Green method for synthesis of 3-[2-(substituted-phenyl)-2-oxo ethylidene]-1,3-dihydro-indol-2-one and their in vitro antimicrobial activity

The cross-aldol condensation between isatin (I) and substituted acetophenone (IIa–e) in one-pot reaction afforded 3-[2-(substituted-phenyl)-2-oxo-ethylidene]-1,3-dihydro-indol-2-one using polyethylene glycol (PEG-400) as solvent and bleaching earth clay (pH 12.5) as a catalyst at room temperature. The PEG 400, bleaching earth are recyclable green solvent and catalyst, respectively. The formed compounds were confirmed by spectral analysis. These compounds show significant antimicrobial activity.

Bleaching earth clay pH 12.5/PEG-400 catalytic system for synthesis of some novel α, β-unsaturated ketones (chalcones)

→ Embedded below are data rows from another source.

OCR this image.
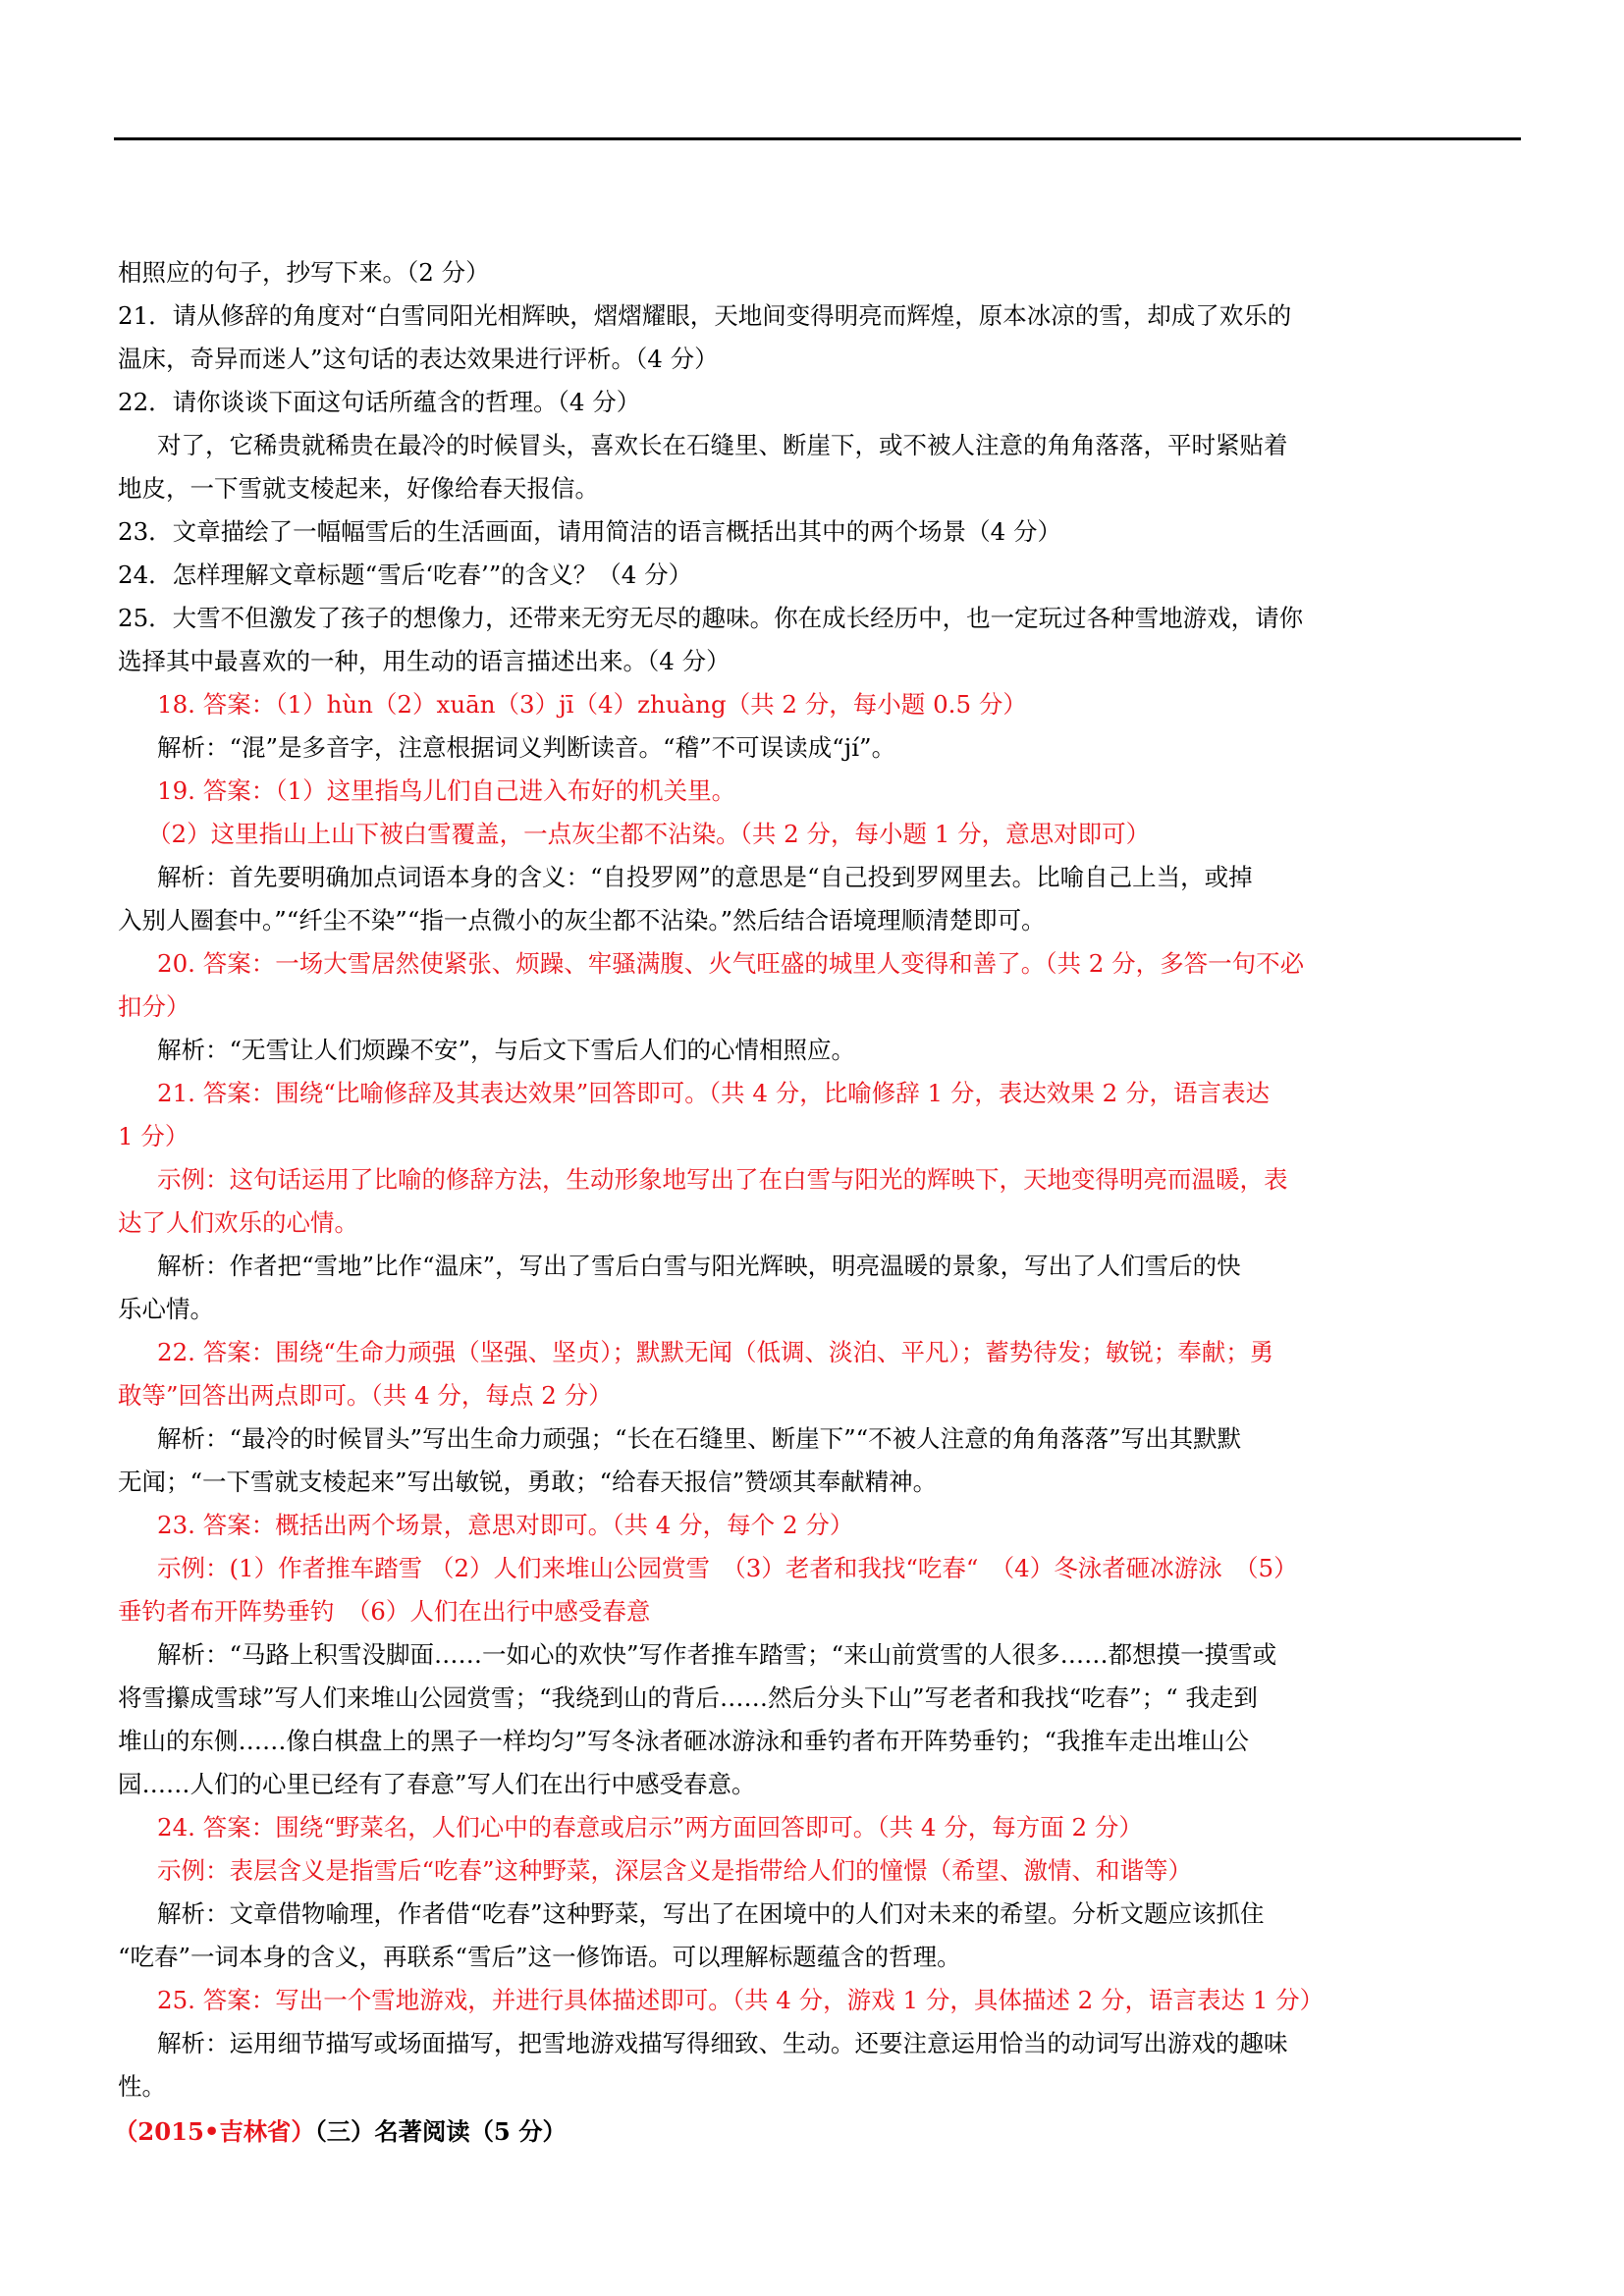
相照应的句子，抄写下来。（2 分）

21．请从修辞的角度对“白雪同阳光相辉映，熠熠耀眼，天地间变得明亮而辉煌，原本冰凉的雪，却成了欢乐的

温床，奇异而迷人”这句话的表达效果进行评析。（4 分）

22．请你谈谈下面这句话所蕴含的哲理。（4 分）

对了，它稀贵就稀贵在最冷的时候冒头，喜欢长在石缝里、断崖下，或不被人注意的角角落落，平时紧贴着

地皮，一下雪就支棱起来，好像给春天报信。

23．文章描绘了一幅幅雪后的生活画面，请用简洁的语言概括出其中的两个场景（4 分）

24．怎样理解文章标题“雪后‘吃春’”的含义？（4 分）

25．大雪不但激发了孩子的想像力，还带来无穷无尽的趣味。你在成长经历中，也一定玩过各种雪地游戏，请你

选择其中最喜欢的一种，用生动的语言描述出来。（4 分）

18. 答案：（1）hùn（2）xuān（3）jī（4）zhuàng（共 2 分，每小题 0.5 分）

解析：“混”是多音字，注意根据词义判断读音。“稽”不可误读成“jí”。

19. 答案：（1）这里指鸟儿们自己进入布好的机关里。

（2）这里指山上山下被白雪覆盖，一点灰尘都不沾染。（共 2 分，每小题 1 分，意思对即可）

解析：首先要明确加点词语本身的含义：“自投罗网”的意思是“自己投到罗网里去。比喻自己上当，或掉

入别人圈套中。”“纤尘不染”“指一点微小的灰尘都不沾染。”然后结合语境理顺清楚即可。

20. 答案：一场大雪居然使紧张、烦躁、牢骚满腹、火气旺盛的城里人变得和善了。（共 2 分，多答一句不必

扣分）

解析：“无雪让人们烦躁不安”，与后文下雪后人们的心情相照应。

21. 答案：围绕“比喻修辞及其表达效果”回答即可。（共 4 分，比喻修辞 1 分，表达效果 2 分，语言表达

1 分）

示例：这句话运用了比喻的修辞方法，生动形象地写出了在白雪与阳光的辉映下，天地变得明亮而温暖，表

达了人们欢乐的心情。

解析：作者把“雪地”比作“温床”，写出了雪后白雪与阳光辉映，明亮温暖的景象，写出了人们雪后的快

乐心情。

22. 答案：围绕“生命力顽强（坚强、坚贞）；默默无闻（低调、淡泊、平凡）；蓄势待发；敏锐；奉献；勇

敢等”回答出两点即可。（共 4 分，每点 2 分）

解析：“最冷的时候冒头”写出生命力顽强；“长在石缝里、断崖下”“不被人注意的角角落落”写出其默默

无闻；“一下雪就支棱起来”写出敏锐，勇敢；“给春天报信”赞颂其奉献精神。

23. 答案：概括出两个场景，意思对即可。（共 4 分，每个 2 分）

示例：(1）作者推车踏雪 （2）人们来堆山公园赏雪　（3）老者和我找“吃春“　（4）冬泳者砸冰游泳　（5）

垂钓者布开阵势垂钓　（6）人们在出行中感受春意

解析：“马路上积雪没脚面……一如心的欢快”写作者推车踏雪；“来山前赏雪的人很多……都想摸一摸雪或

将雪攥成雪球”写人们来堆山公园赏雪；“我绕到山的背后……然后分头下山”写老者和我找“吃春”；“ 我走到

堆山的东侧……像白棋盘上的黑子一样均匀”写冬泳者砸冰游泳和垂钓者布开阵势垂钓；“我推车走出堆山公

园……人们的心里已经有了春意”写人们在出行中感受春意。

24. 答案：围绕“野菜名，人们心中的春意或启示”两方面回答即可。（共 4 分，每方面 2 分）

示例：表层含义是指雪后“吃春”这种野菜，深层含义是指带给人们的憧憬（希望、激情、和谐等）

解析：文章借物喻理，作者借“吃春”这种野菜，写出了在困境中的人们对未来的希望。分析文题应该抓住

“吃春”一词本身的含义，再联系“雪后”这一修饰语。可以理解标题蕴含的哲理。

25. 答案：写出一个雪地游戏，并进行具体描述即可。（共 4 分，游戏 1 分，具体描述 2 分，语言表达 1 分）

解析：运用细节描写或场面描写，把雪地游戏描写得细致、生动。还要注意运用恰当的动词写出游戏的趣味

性。

（2015•吉林省）（三）名著阅读（5 分）
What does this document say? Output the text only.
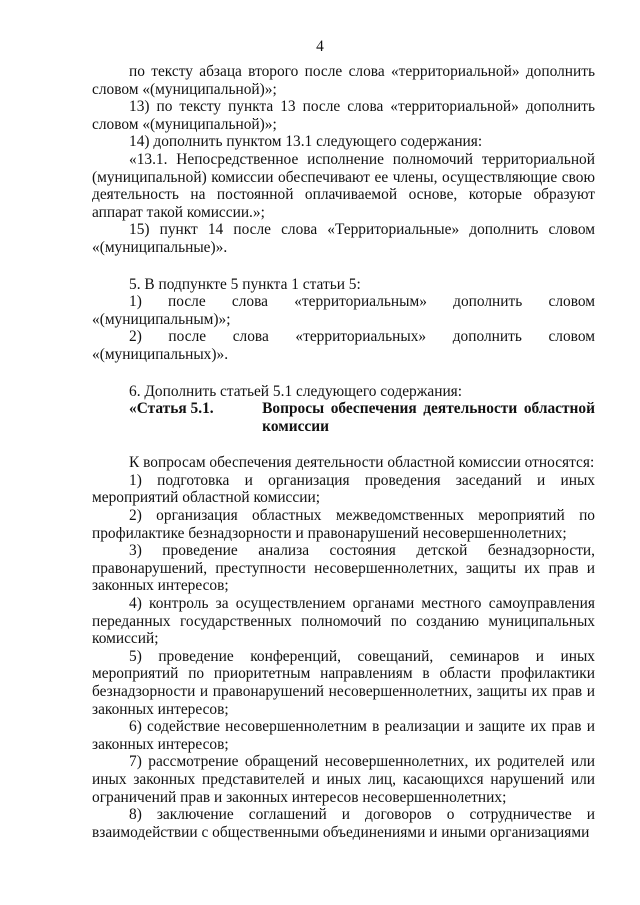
4

по тексту абзаца второго после слова «территориальной» дополнить словом «(муниципальной)»;

13) по тексту пункта 13 после слова «территориальной» дополнить словом «(муниципальной)»;

14) дополнить пунктом 13.1 следующего содержания:

«13.1. Непосредственное исполнение полномочий территориальной (муниципальной) комиссии обеспечивают ее члены, осуществляющие свою деятельность на постоянной оплачиваемой основе, которые образуют аппарат такой комиссии.»;

15) пункт 14 после слова «Территориальные» дополнить словом «(муниципальные)».

5. В подпункте 5 пункта 1 статьи 5:

1) после слова «территориальным» дополнить словом «(муниципальным)»;

2) после слова «территориальных» дополнить словом «(муниципальных)».

6. Дополнить статьей 5.1 следующего содержания:

«Статья 5.1.
	Вопросы обеспечения деятельности областной комиссии

К вопросам обеспечения деятельности областной комиссии относятся:

1) подготовка и организация проведения заседаний и иных мероприятий областной комиссии;

2) организация областных межведомственных мероприятий по профилактике безнадзорности и правонарушений несовершеннолетних;

3) проведение анализа состояния детской безнадзорности, правонарушений, преступности несовершеннолетних, защиты их прав и законных интересов;

4) контроль за осуществлением органами местного самоуправления переданных государственных полномочий по созданию муниципальных комиссий;

5) проведение конференций, совещаний, семинаров и иных мероприятий по приоритетным направлениям в области профилактики безнадзорности и правонарушений несовершеннолетних, защиты их прав и законных интересов;

6) содействие несовершеннолетним в реализации и защите их прав и законных интересов;

7) рассмотрение обращений несовершеннолетних, их родителей или иных законных представителей и иных лиц, касающихся нарушений или ограничений прав и законных интересов несовершеннолетних;

8) заключение соглашений и договоров о сотрудничестве и взаимодействии с общественными объединениями и иными организациями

We report bleaching earth clay pH 12.5/PEG-400 as an efficient catalytic system for preparation of α,β-unsaturated ketones (chalcones). The method presents one or more advantages over existing methodologies such as shorter reaction time, excellent yield, and low cost. All synthesized products were characterized by spectroscopic and analytical measurements.